Fielding nodded westwards. “I’d cover that approach, sir, and the northern side.”
“Aye,” McLean agreed. An abatis curving around the west and north of the fort would obstruct any Yankee attack from either the bluff or the neck.
“Much of the timber’s already cut, sir,” Fielding said, attempting to persuade McLean.
“So it is, so it is,” McLean said distractedly. He beckoned the Englishman off the wall and across the ditch so they were out of earshot of the working parties that laid logs on top of the rampart. “Let me be frank with you, Captain,” McLean said heavily.
“Of course, sir.”
“There are thousands of the rebel rascals. If they come, Captain, and they will come, then I must suppose that two or three thousand will attack us. You know what that means?”
Fielding was silent for a few seconds, then nodded. “I do, sir.”
“I’ve seen enough war,” McLean said ruefully.
“You mean, sir, we can’t stand against three thousand men?”
“Oh, we can stand, Captain. We can give them a bloody nose, right enough, but can we defeat them?” McLean turned and gestured at the half-finished wall. “If that rampart was ten feet high I could die of old age inside the fort, and if we had a dozen guns mounted then I dare say we could defeat ten thousand men. But if they come today? Or tomorrow?”
“They’ll overrun us, sir.”
“Aye, they will. And that’s not cowardice speaking, Captain.”
Fielding smiled. “No one, sir, can accuse General McLean of cowardice.”
“I thank you, Captain,” McLean said, then stared west towards the high ground. The ridge rose gently, studded with the stumps of felled trees. “I’m being candid with you, Captain,” he went on. “The enemy is going to come, and we’re going to
show defiance, but I don’t want a massacre here. I’ve seen that happen. I’ve seen men enraged to fury and seen them slaughter a garrison, and I did not come here to lead good young Scotsmen to an early grave.”
“I understand you, sir,” Fielding said.
“I hope you do.” McLean turned to look north where the cleared ground dropped away to the woods that screened the wide neck. That was where he thought his enemy would appear. “We’ll do our duty, Captain,” he said, “but I’ll not fight to the last man unless I see a chance of defeating the rascals. Enough mothers in Scotland have lost their sons.” He paused, then gave the artillery officer a smile, “But I’ll not surrender too easily either, so this is what we’ll do. Make your abatis. Start on the northern side, Captain. How many field-mounted guns do you have?”

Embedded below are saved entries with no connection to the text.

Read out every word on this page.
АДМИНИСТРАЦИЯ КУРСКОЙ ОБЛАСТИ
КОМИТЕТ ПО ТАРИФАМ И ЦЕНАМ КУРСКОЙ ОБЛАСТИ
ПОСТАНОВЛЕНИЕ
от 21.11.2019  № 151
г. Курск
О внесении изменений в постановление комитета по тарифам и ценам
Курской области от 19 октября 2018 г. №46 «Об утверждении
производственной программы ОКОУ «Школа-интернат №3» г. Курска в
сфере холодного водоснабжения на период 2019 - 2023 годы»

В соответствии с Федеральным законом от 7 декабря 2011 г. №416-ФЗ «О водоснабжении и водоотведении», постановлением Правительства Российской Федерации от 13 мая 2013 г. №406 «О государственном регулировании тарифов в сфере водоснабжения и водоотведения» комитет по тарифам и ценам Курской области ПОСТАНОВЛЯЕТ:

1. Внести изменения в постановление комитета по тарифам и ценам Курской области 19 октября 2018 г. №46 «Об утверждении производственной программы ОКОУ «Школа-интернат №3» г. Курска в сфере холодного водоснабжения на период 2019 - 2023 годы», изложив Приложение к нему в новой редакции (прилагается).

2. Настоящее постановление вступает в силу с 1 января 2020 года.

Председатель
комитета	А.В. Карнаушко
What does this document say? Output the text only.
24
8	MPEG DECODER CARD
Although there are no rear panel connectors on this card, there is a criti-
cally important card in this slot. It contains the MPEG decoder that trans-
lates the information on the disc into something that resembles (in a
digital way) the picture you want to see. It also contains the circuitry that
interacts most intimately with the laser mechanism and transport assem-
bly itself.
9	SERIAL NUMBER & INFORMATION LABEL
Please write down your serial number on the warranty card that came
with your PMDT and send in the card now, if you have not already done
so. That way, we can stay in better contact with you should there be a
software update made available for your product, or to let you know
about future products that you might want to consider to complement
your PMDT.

“Three nine-pounders, sir.”
“Put them just outside the fort on the northeastern corner. You have case-shot?”
“Plenty, sir, and Captain Mowat’s sent some grape.”
“Well and good. So if the enemy comes from the north, which I think they will, you can give them a warm welcome.”
“And if they come this way, sir?” Fielding asked, pointing to the high western bluff.
“We lose our gamble,” McLean admitted. He hoped he had judged the tall Englishman right. A foolish man might construe the conversation as cowardice, even treasonable cowardice, but McLean reckoned Fielding was subtle and sensible enough to understand what had just been said. Brigadier Francis McLean had seen enough war to know when fighting was pointless, and he did not want hundreds of needless deaths on his conscience, but nor did he want to hand the rebels an easy victory. He would fight, he would do his duty, and he would cease to fight when he saw that defeat was inevitable. McLean turned back towards the fort, then suddenly remembered a matter that needed to be aired. “Have your rogues been stealing potatoes from Doctor Calef’s garden?” he asked.